I agonized over whether to blog about this or not over the last week.  Sotheby's was offering up in its December 5th sale two significant documents.  The first was a lovely manuscript map of Louisbourg by a certain sieur Lartigue, entitled "Carte topographique du Port et de la Ville de Louisbourg assiégé par les Anglais pendant les mois de Juin et Juillet 1758"; the second was an intriguing two-part journal of said siege and its aftermath, totaling some 180 pages, penned by an anonymous officer of the Régiment de Cambis.  As far as I know, this journal had not previously been available to researchers; I couldn't find it quoted anywhere.  The auctioneer's estimate for the map was of $15,000-$20,000 USD, and for the journal was of $8,000-$12,000 USD. 

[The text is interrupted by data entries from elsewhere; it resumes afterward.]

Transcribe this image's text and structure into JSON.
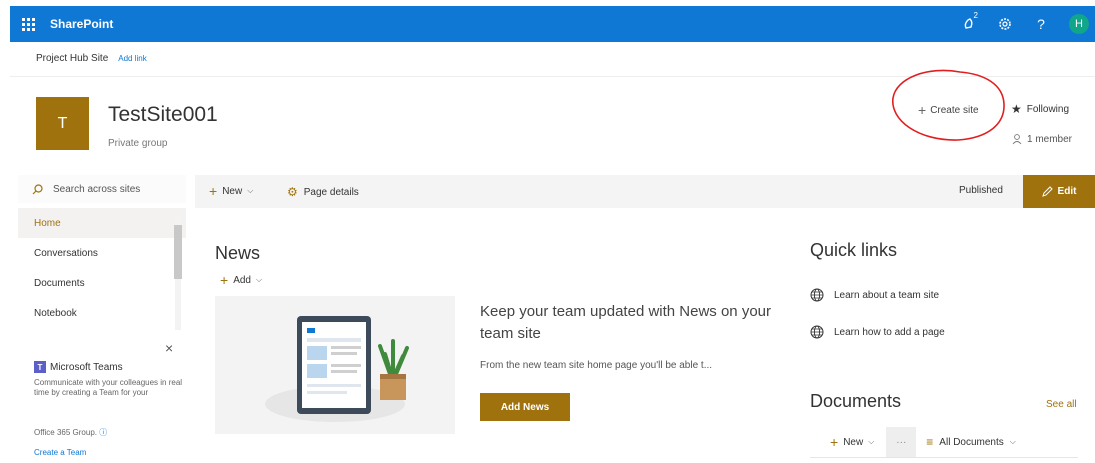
{
  "suitebar": {
    "brand": "SharePoint",
    "notification_count": "2",
    "help": "?",
    "avatar_initial": "H"
  },
  "hub": {
    "title": "Project Hub Site",
    "add_link": "Add link"
  },
  "site": {
    "logo_letter": "T",
    "title": "TestSite001",
    "subtitle": "Private group",
    "create_site": "Create site",
    "following": "Following",
    "members": "1 member"
  },
  "leftnav": {
    "search_placeholder": "Search across sites",
    "items": [
      {
        "label": "Home"
      },
      {
        "label": "Conversations"
      },
      {
        "label": "Documents"
      },
      {
        "label": "Notebook"
      }
    ]
  },
  "teams_promo": {
    "title": "Microsoft Teams",
    "description": "Communicate with your colleagues in real time by creating a Team for your",
    "info": "Office 365 Group.",
    "link": "Create a Team"
  },
  "commandbar": {
    "new": "New",
    "page_details": "Page details",
    "published": "Published",
    "edit": "Edit"
  },
  "news": {
    "title": "News",
    "add": "Add",
    "promo_title": "Keep your team updated with News on your team site",
    "promo_desc": "From the new team site home page you'll be able t...",
    "add_news_button": "Add News"
  },
  "quick_links": {
    "title": "Quick links",
    "items": [
      {
        "label": "Learn about a team site"
      },
      {
        "label": "Learn how to add a page"
      }
    ]
  },
  "documents": {
    "title": "Documents",
    "see_all": "See all",
    "new": "New",
    "more": "···",
    "view": "All Documents"
  },
  "colors": {
    "suitebar": "#0f78d4",
    "theme": "#a0720e",
    "annotation_circle": "#e02020"
  }
}
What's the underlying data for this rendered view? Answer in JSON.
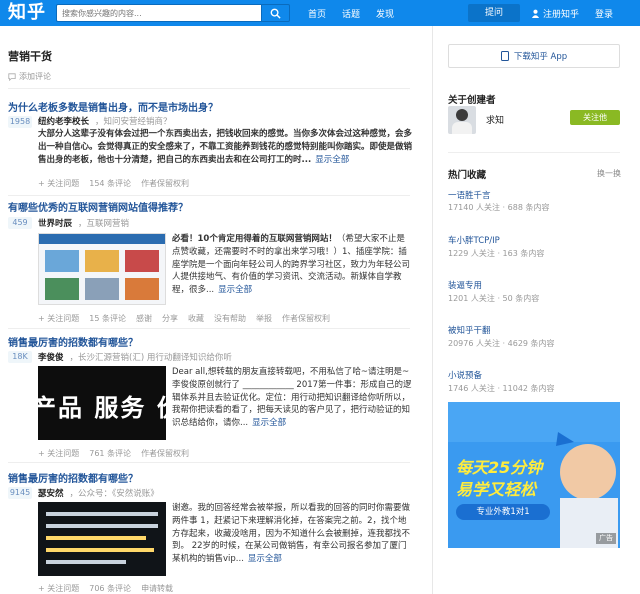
{
  "header": {
    "logo": "知乎",
    "search_placeholder": "搜索你感兴趣的内容...",
    "nav": [
      "首页",
      "话题",
      "发现"
    ],
    "ask": "提问",
    "register": "注册知乎",
    "login": "登录"
  },
  "page": {
    "title": "营销干货",
    "add_comment": "添加评论"
  },
  "items": [
    {
      "question": "为什么老板多数是销售出身，而不是市场出身？",
      "votes": "1958",
      "author": "纽约老李校长",
      "author_sig": "，知问安营经销商？",
      "body": "大部分人这辈子没有体会过把一个东西卖出去，把钱收回来的感觉。当你多次体会过这种感觉，会多出一种自信心。会觉得真正的安全感来了，不靠工资能养到钱花的感觉特别能叫你踏实。即使是做销售出身的老板，他也十分清楚，把自己的东西卖出去和在公司打工的时...",
      "more": "显示全部",
      "meta": [
        "+ 关注问题",
        "154 条评论",
        "作者保留权利"
      ]
    },
    {
      "question": "有哪些优秀的互联网营销网站值得推荐？",
      "votes": "459",
      "author": "世界时辰",
      "author_sig": "，互联网营销",
      "body_bold": "必看！10个肯定用得着的互联网营销网站！",
      "body": "（希望大家不止是点赞收藏，还需要时不时的拿出来学习哦！）1、插座学院：插座学院是一个面向年轻公司人的跨界学习社区，致力为年轻公司人提供接地气、有价值的学习资讯、交流活动。新媒体自学教程，很多...",
      "more": "显示全部",
      "meta": [
        "+ 关注问题",
        "15 条评论",
        "感谢",
        "分享",
        "收藏",
        "没有帮助",
        "举报",
        "作者保留权利"
      ]
    },
    {
      "question": "销售最厉害的招数都有哪些？",
      "votes": "18K",
      "author": "李俊俊",
      "author_sig": "，长沙汇源营销(汇) 用行动翻译知识给你听",
      "body": "Dear all,想转载的朋友直接转载吧，不用私信了哈~请注明是~李俊俊原创就行了 ____________ 2017第一件事：形成自己的逻辑体系并且去验证优化。定位：用行动把知识翻译给你听所以，我帮你把读看的看了，把每天读见的客户见了，把行动验证的知识总结给你，请你...",
      "more": "显示全部",
      "thumb_text": "产品 服务 价值",
      "meta": [
        "+ 关注问题",
        "761 条评论",
        "作者保留权利"
      ]
    },
    {
      "question": "销售最厉害的招数都有哪些？",
      "votes": "9145",
      "author": "瑟安然",
      "author_sig": "，公众号：《安然说账》",
      "body": "谢邀。我的回答经常会被举报，所以看我的回答的同时你需要做两件事 1，赶紧记下来理解消化掉，在答案完之前。2，找个地方存起来，收藏没啥用，因为不知道什么会被删掉，连我都找不到。 22岁的时候，在某公司做销售，有幸公司报名参加了厦门某机构的销售vip...",
      "more": "显示全部",
      "meta": [
        "+ 关注问题",
        "706 条评论",
        "申请转载"
      ]
    }
  ],
  "sidebar": {
    "download": "下载知乎 App",
    "creator_title": "关于创建者",
    "creator_name": "求知",
    "follow": "关注他",
    "hot_title": "热门收藏",
    "refresh": "换一换",
    "collections": [
      {
        "name": "一语胜千言",
        "followers": "17140 人关注",
        "items": "688 条内容"
      },
      {
        "name": "车小胖TCP/IP",
        "followers": "1229 人关注",
        "items": "163 条内容"
      },
      {
        "name": "装逼专用",
        "followers": "1201 人关注",
        "items": "50 条内容"
      },
      {
        "name": "被知乎干翻",
        "followers": "20976 人关注",
        "items": "4629 条内容"
      },
      {
        "name": "小说预备",
        "followers": "1746 人关注",
        "items": "11042 条内容"
      }
    ],
    "ad": {
      "line1": "每天25分钟",
      "line2": "易学又轻松",
      "cta": "专业外教1对1",
      "tag": "广告"
    }
  }
}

It's one thing to blog about a forthcoming auction and call out the auctioneers for an outlandish overvaluation of a lot's historical and monetary value (readers may remember an earlier sortie).  But in a case such as this one, where the manuscripts for sale are of exceptional interest, to make a big deal out of it before the sale essentially means giving free publicity to the auctioneer and the consigner -- and potentially contributing to raising the sale price beyond the means of the most deserving institutions.  So, having agonized, I thought I'd best bite my tongue.

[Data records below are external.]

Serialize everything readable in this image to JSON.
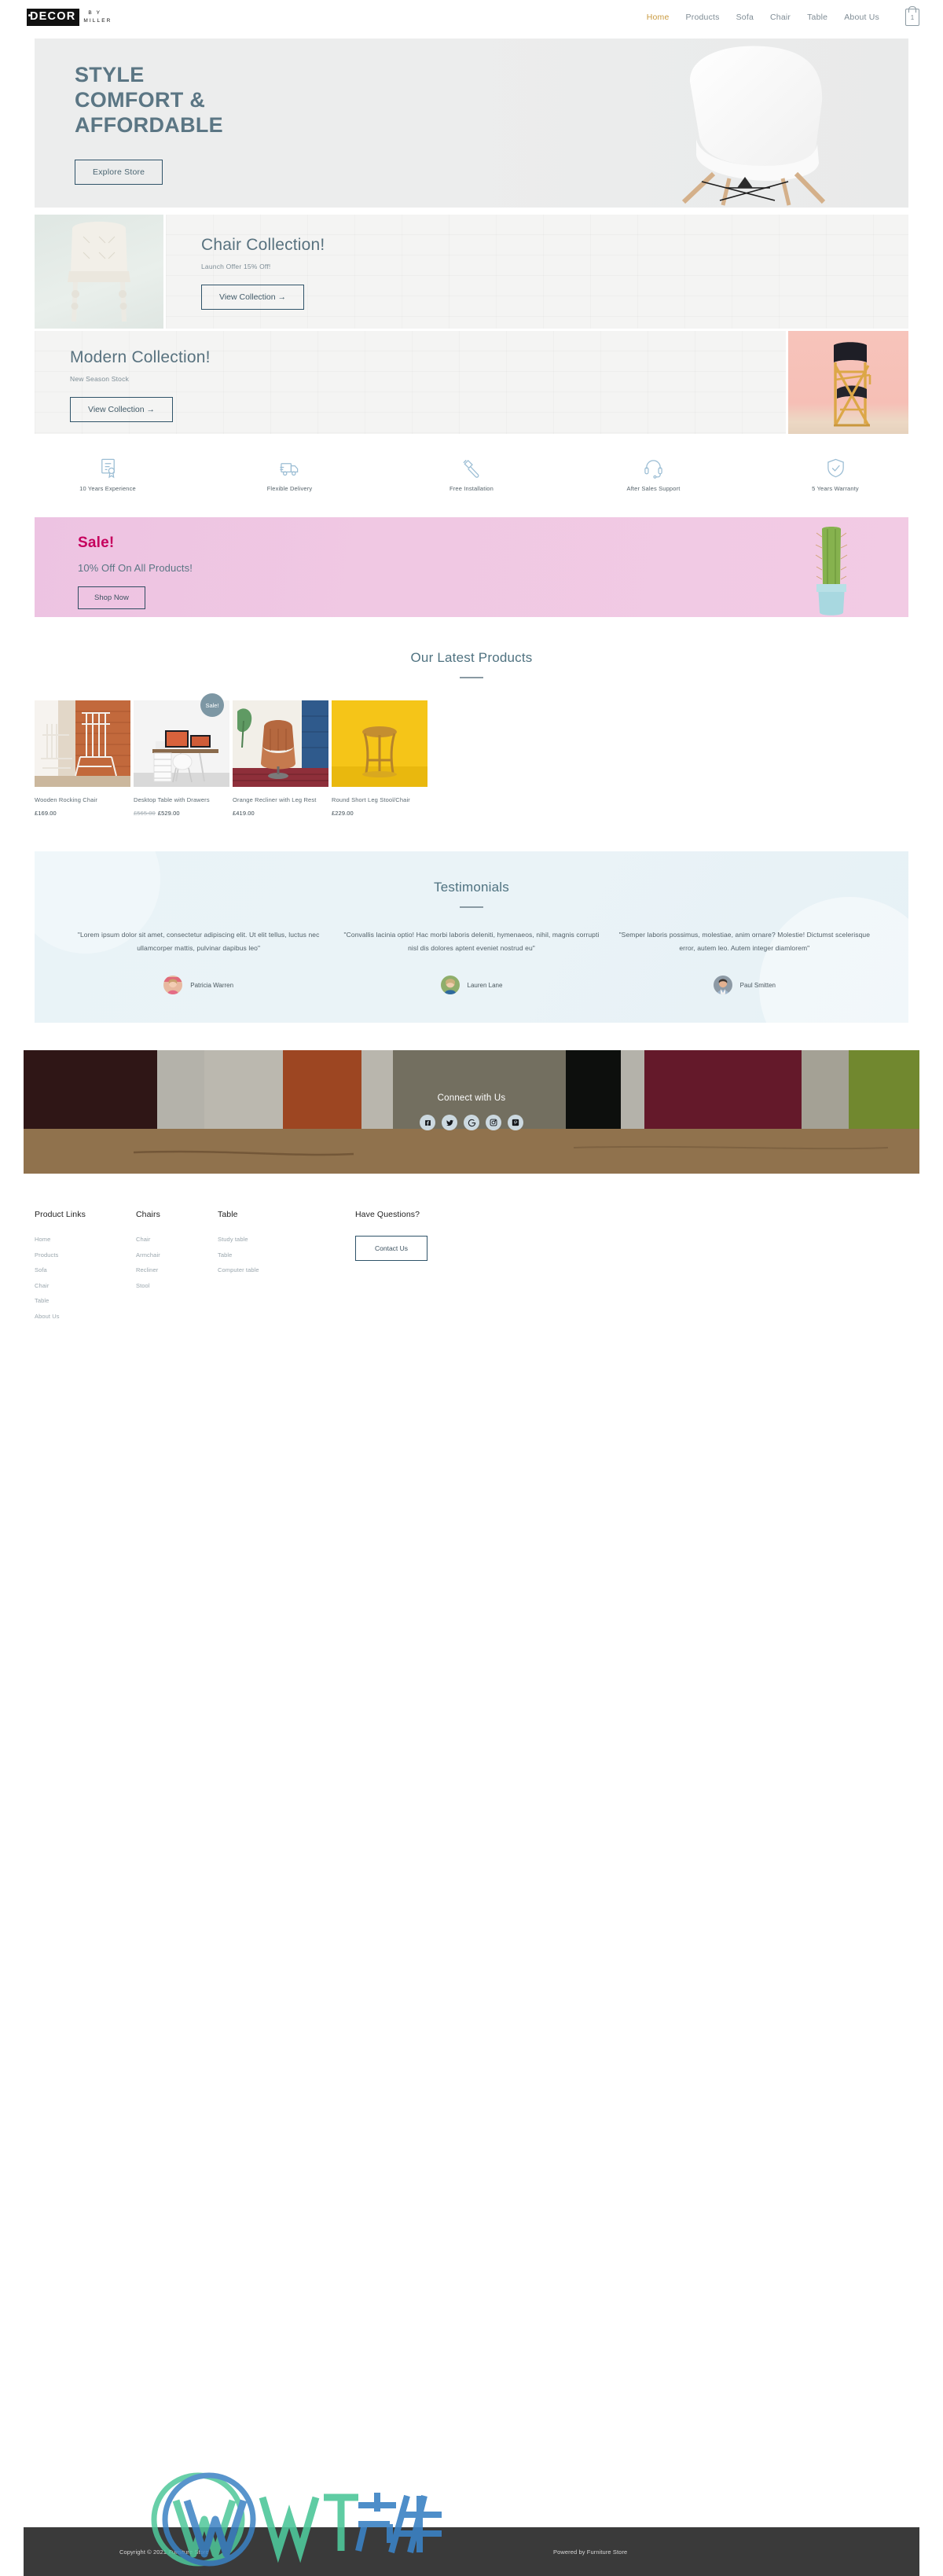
{
  "header": {
    "brand": {
      "mark": "DECOR",
      "by": "B Y",
      "miller": "MILLER"
    },
    "nav": [
      {
        "label": "Home",
        "active": true
      },
      {
        "label": "Products",
        "active": false
      },
      {
        "label": "Sofa",
        "active": false
      },
      {
        "label": "Chair",
        "active": false
      },
      {
        "label": "Table",
        "active": false
      },
      {
        "label": "About Us",
        "active": false
      }
    ],
    "cart_count": "1"
  },
  "hero": {
    "line1": "STYLE",
    "line2": "COMFORT &",
    "line3": "AFFORDABLE",
    "cta": "Explore Store"
  },
  "collections": [
    {
      "title": "Chair Collection!",
      "subtitle": "Launch Offer 15% Off!",
      "cta": "View Collection →"
    },
    {
      "title": "Modern Collection!",
      "subtitle": "New Season Stock",
      "cta": "View Collection →"
    }
  ],
  "features": [
    {
      "icon": "certificate-icon",
      "label": "10 Years Experience"
    },
    {
      "icon": "truck-icon",
      "label": "Flexible Delivery"
    },
    {
      "icon": "hammer-icon",
      "label": "Free Installation"
    },
    {
      "icon": "headset-icon",
      "label": "After Sales Support"
    },
    {
      "icon": "shield-check-icon",
      "label": "5 Years Warranty"
    }
  ],
  "sale": {
    "title": "Sale!",
    "subtitle": "10% Off On All Products!",
    "cta": "Shop Now"
  },
  "latest_products": {
    "section_title": "Our Latest Products",
    "items": [
      {
        "name": "Wooden Rocking Chair",
        "price": "£169.00",
        "old_price": "",
        "badge": ""
      },
      {
        "name": "Desktop Table with Drawers",
        "price": "£529.00",
        "old_price": "£565.00",
        "badge": "Sale!"
      },
      {
        "name": "Orange Recliner with Leg Rest",
        "price": "£419.00",
        "old_price": "",
        "badge": ""
      },
      {
        "name": "Round Short Leg Stool/Chair",
        "price": "£229.00",
        "old_price": "",
        "badge": ""
      }
    ]
  },
  "testimonials": {
    "section_title": "Testimonials",
    "items": [
      {
        "quote": "\"Lorem ipsum dolor sit amet, consectetur adipiscing elit. Ut elit tellus, luctus nec ullamcorper mattis, pulvinar dapibus leo\"",
        "author": "Patricia Warren"
      },
      {
        "quote": "\"Convallis lacinia optio! Hac morbi laboris deleniti, hymenaeos, nihil, magnis corrupti nisl dis dolores aptent eveniet nostrud eu\"",
        "author": "Lauren Lane"
      },
      {
        "quote": "\"Semper laboris possimus, molestiae, anim ornare? Molestie! Dictumst scelerisque error, autem leo. Autem integer diamlorem\"",
        "author": "Paul Smitten"
      }
    ]
  },
  "connect": {
    "title": "Connect with Us",
    "socials": [
      {
        "icon": "facebook-icon",
        "label": "Facebook"
      },
      {
        "icon": "twitter-icon",
        "label": "Twitter"
      },
      {
        "icon": "google-icon",
        "label": "Google"
      },
      {
        "icon": "instagram-icon",
        "label": "Instagram"
      },
      {
        "icon": "pinterest-icon",
        "label": "Pinterest"
      }
    ]
  },
  "footer": {
    "columns": [
      {
        "title": "Product Links",
        "links": [
          "Home",
          "Products",
          "Sofa",
          "Chair",
          "Table",
          "About Us"
        ]
      },
      {
        "title": "Chairs",
        "links": [
          "Chair",
          "Armchair",
          "Recliner",
          "Stool"
        ]
      },
      {
        "title": "Table",
        "links": [
          "Study table",
          "Table",
          "Computer table"
        ]
      }
    ],
    "questions_title": "Have Questions?",
    "contact_cta": "Contact Us",
    "copyright": "Copyright © 2021 Furniture Store",
    "powered_by": "Powered by Furniture Store"
  },
  "colors": {
    "accent_gold": "#c99a3f",
    "heading_blue": "#5b7684",
    "sale_pink": "#c6005d",
    "border_navy": "#2f5369"
  }
}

I'm now overjoyed to report that the journal was acquired by Library and Archives Canada.  Yes, the same LAC I was disparaging in a recent post for not making any acquisitions as of late.  A wind of change rises?  You can read the government's proud announcement here.  LAC paid $40,625 USD, or about four times the estimate.  This appears to be a deal, since from what I can tell the same two-part journal was sold by French auction house Piasa as recently as 2010 for 51,345 euros, or about $70,000.  Well done, LAC! 

PS: The map, meanwhile, sold for almost seven times its high estimate: $137,000 USD!




  1. Well done, LAC. I think I would prefer the journal as opposed to the map anyway, though I suppose the more cartographical minded among us would disagree (and have deeper pockets).

  2. Well said, Charlevoix. I did not blog this either, out of a hesitation I couldn't quite articulate but which you express precisely here. Now perhaps someone will make the Regiment de Cambis famous again.

  3. Poor guys of Cambis, arriving at the fortress barely a day or so before the British launched their siege. They never got to enjoy the lovely Louisbourg weather.